Aroostook wind power backers see opportunity if western Maine transmission line fails

6 years ago

Amid opposition to an overhead powerline that would bring Quebec hydro electricity to Massachusetts through western Maine, a group of companies behind a wind power proposal in Aroostook County are hoping their project will become a viable alternative.  

Under a renewable energy procurement program by Massachusetts, Central Maine Power is seeking to build a 145-mile high-voltage transmission line carrying  hydro power from Quebec through western Maine and into New England’s energy grid.

The $1 billion proposed transmission line is facing significant opposition from western Maine communities and a host of environmental and outdoors groups, as did the initial proposed transmission line, the Northern Pass, that New Hampshire authorities rejected in March. The Maine proposal now needs several permits and approval from the Maine Public Utilities Commission, which is set to make a decision in March 2019.

Watching and waiting for that process to play out is Hayes Gahagan, managing member of Maine Power Express, LLC, which submitted a competing proposal to supply Aroostook County wind energy for the Massachusetts clean energy program.

Maine Power Express proposes bringing electricity to Massachusetts from new wind farms in Aroostook County via underground transmission lines from the southern Aroostook area to Searsport and then through underwater transmission cables from Searsport to Boston. The transmission lines would total approximately 300 miles and would cost $1 billion or more, Gahagan said.

Massachusetts ultimately selected Hydro-Quebec’s proposal to supply more than 1,000 megawatts of hydro-electricity. That proposal had the Northern Pass as its first choice for transmitting the power and the western Maine transmission line as its second.

If Central Maine Power’s transmission line fails to gain approval, Gahagan said that the backers of the Maine Power Express proposal want to get fresh consideration from Massachusetts, such as through a reopened procurement process.

“We’re at the ready for re-entering our bid into the process,” said Gahagan, who is based out of the Loring Commerce Center in Limestone. “Our strategy has been, ‘Let’s give them wind.’”

Maine Power Express is a joint venture of three companies — Loring Holdings, LLC, National Resources Energy, LLC, and Transmission Developers, LLC. The funding partner and expected owner and operator of the transmission project is Con Edison Transmission.

Gahagan said that this transmission line would provide a source for proposed wind farms in Aroostook County that have had potential buyers in southern New England, but no good way to access New England’s regional grid. These proposed projects include the Number Nine Wind Farm in central Aroostook County’s unorganized territories and King Pine Wind Farm straddling southern Aroostook and northern Penobscot counties. Each proposal for those wind farms called for more than 100 turbines and a capacity of 600 megawatts.

“There’s an estimated 2,300 megawatts of wind that’s been stranded up here for at least the last 10 years,” Gahagan said. “There hasn’t been any way to get this renewable resource out of Maine.”

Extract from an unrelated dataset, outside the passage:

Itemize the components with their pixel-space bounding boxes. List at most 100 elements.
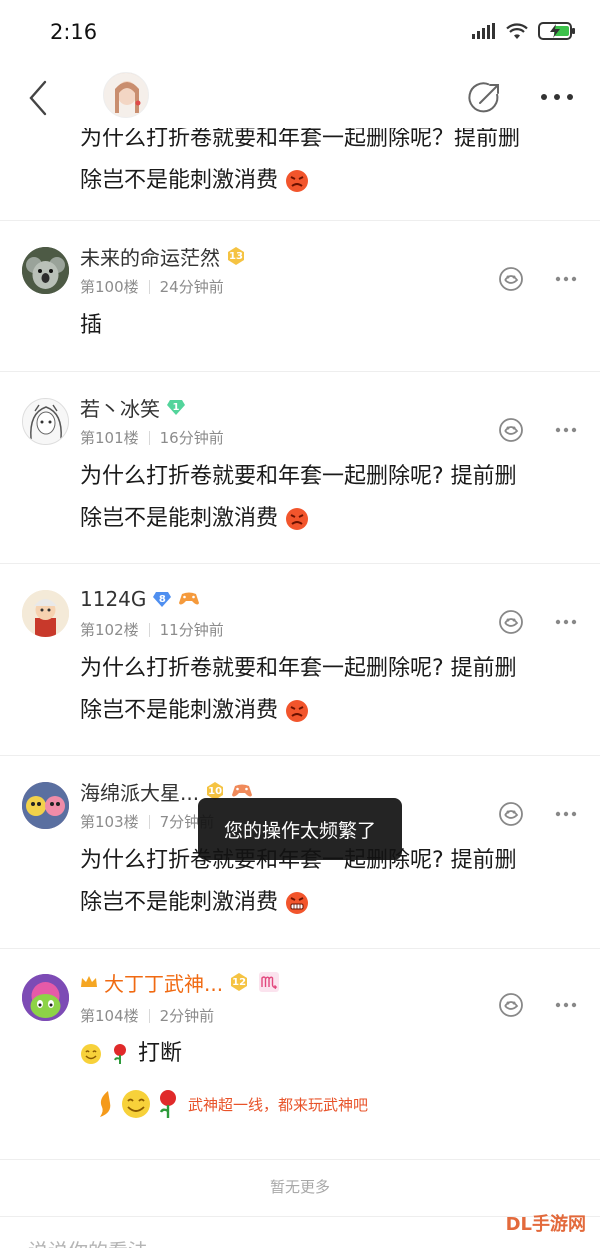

Maine Power Express envisions partnering with existing and new wind farm developers to bring a minimum of 630 megawatts of power from Aroostook to Massachusetts. That might include supplemental hydro-electricity by way of New Brunswick, Gahagan said.

The transmission route would follow an existing energy corridor originally used for the Loring Air Force Base to run new underground power lines to Searsport, and then underwater lines to Boston. The underwater power lines would be similar to those used for off-shore wind farms that have been built in Europe’s North Sea, Gahagan said.

“The Maine Power Express is a direct shot,” he said.

If new wind farms were built, they would join Aroostook County’s two current wind farms in Mars Hill and Oakfield, and more than a dozen other wind farms operating around the state.

Dylan Voorhees, climate and clean energy project director with the Natural Resources Council of Maine, said that the group has not taken a position on the Maine Power Express proposal. The NRCM is one of several groups opposed to the western Maine transmission line.

Vorhees said the NRCM would want to learn more about the Maine Power Express plan, especially the details of the underwater transmission lines, but that such wind projects with underground transmission lines could provide potential economic and environmental benefits.

“We’ve generally been enthusiastic about developing large scale renewables in The County, namely wind but also solar.”